„Spider” - Ilsa Madden-Mils
Warto się dla Was katować.
Ilsa Madden - Mils za granicą jest dość poczytną autorką. Wprawdzie, żeby dostać się na listę (tu wstawcie miasto w USA) listy bestsellerów, nie trzeba mieć miliardów sprzedanych egzemplarzy książek.
„Spidera” miałam przez bardzo długi czas na czytniku i kompletnie mnie do niego nie ciągnęło. Aż w końcu stwierdziłam, że przeczytam i będę mogła lecieć dalej.
No... z tym przeczytaniem to był problem.
Niemały.
Rose została adoptowana przez Anne, cztery lata temu. Dziewczyna od zawsze mieszkała w Dallas, ale na studia stwierdziła, że chce iść do Nowego Jorku, co też się stało. Pewnego dnia Anne zaprosiła ją do Dallas, aby dziewczyna odwiedziła matkę, przy okazji miała się czegoś dowiedzieć.

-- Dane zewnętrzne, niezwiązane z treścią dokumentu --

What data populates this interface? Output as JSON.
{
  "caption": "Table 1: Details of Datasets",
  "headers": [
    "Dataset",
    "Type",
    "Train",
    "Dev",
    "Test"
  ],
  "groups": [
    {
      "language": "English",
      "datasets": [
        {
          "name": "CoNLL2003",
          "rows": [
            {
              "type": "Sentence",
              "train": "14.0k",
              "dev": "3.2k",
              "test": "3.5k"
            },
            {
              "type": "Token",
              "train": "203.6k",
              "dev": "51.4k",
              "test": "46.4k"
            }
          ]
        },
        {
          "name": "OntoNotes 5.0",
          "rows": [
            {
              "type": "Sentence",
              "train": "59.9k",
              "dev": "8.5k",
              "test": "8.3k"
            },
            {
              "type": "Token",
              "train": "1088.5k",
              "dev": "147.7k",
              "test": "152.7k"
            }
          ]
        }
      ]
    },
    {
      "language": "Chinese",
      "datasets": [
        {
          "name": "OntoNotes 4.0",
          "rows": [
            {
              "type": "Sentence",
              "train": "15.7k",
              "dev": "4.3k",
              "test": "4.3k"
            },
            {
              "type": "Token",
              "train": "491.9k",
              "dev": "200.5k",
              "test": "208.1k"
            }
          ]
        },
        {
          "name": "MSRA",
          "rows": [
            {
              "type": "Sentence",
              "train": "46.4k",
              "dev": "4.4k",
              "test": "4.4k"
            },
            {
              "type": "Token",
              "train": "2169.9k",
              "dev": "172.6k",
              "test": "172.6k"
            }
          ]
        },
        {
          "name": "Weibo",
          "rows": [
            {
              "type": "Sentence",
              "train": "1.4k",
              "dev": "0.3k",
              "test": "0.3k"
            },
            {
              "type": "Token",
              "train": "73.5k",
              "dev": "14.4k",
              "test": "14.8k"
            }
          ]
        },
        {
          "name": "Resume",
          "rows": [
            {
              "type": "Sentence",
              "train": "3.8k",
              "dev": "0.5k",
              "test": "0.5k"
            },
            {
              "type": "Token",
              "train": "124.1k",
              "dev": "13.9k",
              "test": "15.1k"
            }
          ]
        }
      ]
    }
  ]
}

Na lotnisku spotkała mężczyznę, który czarował na odprawie, aby jego gitara, która ma imię mogła lecieć bezpośrednio w samolocie. Rose poznała Spidera – wokalistę i frontmana zespołu, który dopiero zaczął zdobywać popularność. Już na lotnisku dała mu popalić widząc jego blefy, a w samolocie okazało się, że lotniskowy czaruś siedzi obok niej. Zaczęli rozmawiać, a kiedy rozmowa zeszła na niebezpieczne tematy, miast ją zakończyć, dziewczyna zgodziła się na propozycję tego przystojnego pół nieznajomego i pocałowała go.
Jakież było ich zdziwienie, kiedy okazało się, że oboje lecą do Dallas, a ich rodzice razem czekają na lotnisku.
Co więcej, spodziewają się wspólnego rodzeństwa.
Wymęczyłam (dosłownie) 60% tej książki.
Doszłam nawet do drugiej części, kiedy bohaterowie są starsi o dwa lata i mają własne życie.
Ale wiecie co? To była tragedia.
Cała ta książka jest tak nudna i tak przewidywalna, że nie trzeba być wróżbitą Maciejem, aby wiedzieć, co będzie dalej.
Wiecie, że nie zwykłam zostawiać książki w połowie, czy gdzieś za nią.
Tutaj zwyczajnie nie dałam rady tego doczytać, co już samo w sobie oznacza, jaki „Spider” jest zły.
Bohaterowie są tak bezosobowi, że czytanie encyklopedii byłoby bardziej pasjonujące.
Spider, a tak naprawdę Clarence (naprawdę rzucające się w ucho imię, co? <żart>), miał tam problemy z narkotykami, ale jest tak naciągnięte, jak gumka od majtek.
Kurczę, chyba zasypałam Was porównaniami.
Przynajmniej obrazowo opisuję tę pozycję.
Historia jest denna. Może to ja za dużo przeczytałam książek z cyklu „pocałowałam go, a on okazał się być moim nowym bratem” i jestem zmęczona, takimi wątkami, ale wątpię. Mam dobre porównanie do książek, które czytałam (ot, daleko nie szukając „Flip Trick”) i widzę, jaki „Spider” jest słabiutki.
Dodatkowo język i sposób, jakim pisana jest ta pozycja, woła o pomstę do nieba. Są książki, które też ciężko się czyta, ale wciągają i mają coś do przekazania.
Tutaj ani nie ma przekazu, ani nie wciąga, ani nie jest dobrze napisana.
Mogę z ręką na sercu napisać: Trzy razy NIE.
I będę pisać prawdę.
Nie znalazłam w „Spiderze” plusów, co więcej chciałam go rzucić w pierony, ale stwierdziłam, że zmęczę go do połowy, aby napisać dla Was w miarę rzetelną recenzję. Przynajmniej wypisałam sobie powody, które czytaliście wyżej, które skazują tę pozycję na porażkę.
Czytania „Spidera” od Ilsy Madden – Mils nie polecam. Szkoda czasu na takie badziewie. Możecie znaleźć wiele innych książek z podobnym wątkiem, które będą miały sens i sprawią, że odczujecie radość z czytania, nie zaś zmęczenie. Pomęczyłam się za Was i teraz Wy możecie czytać coś lepszego.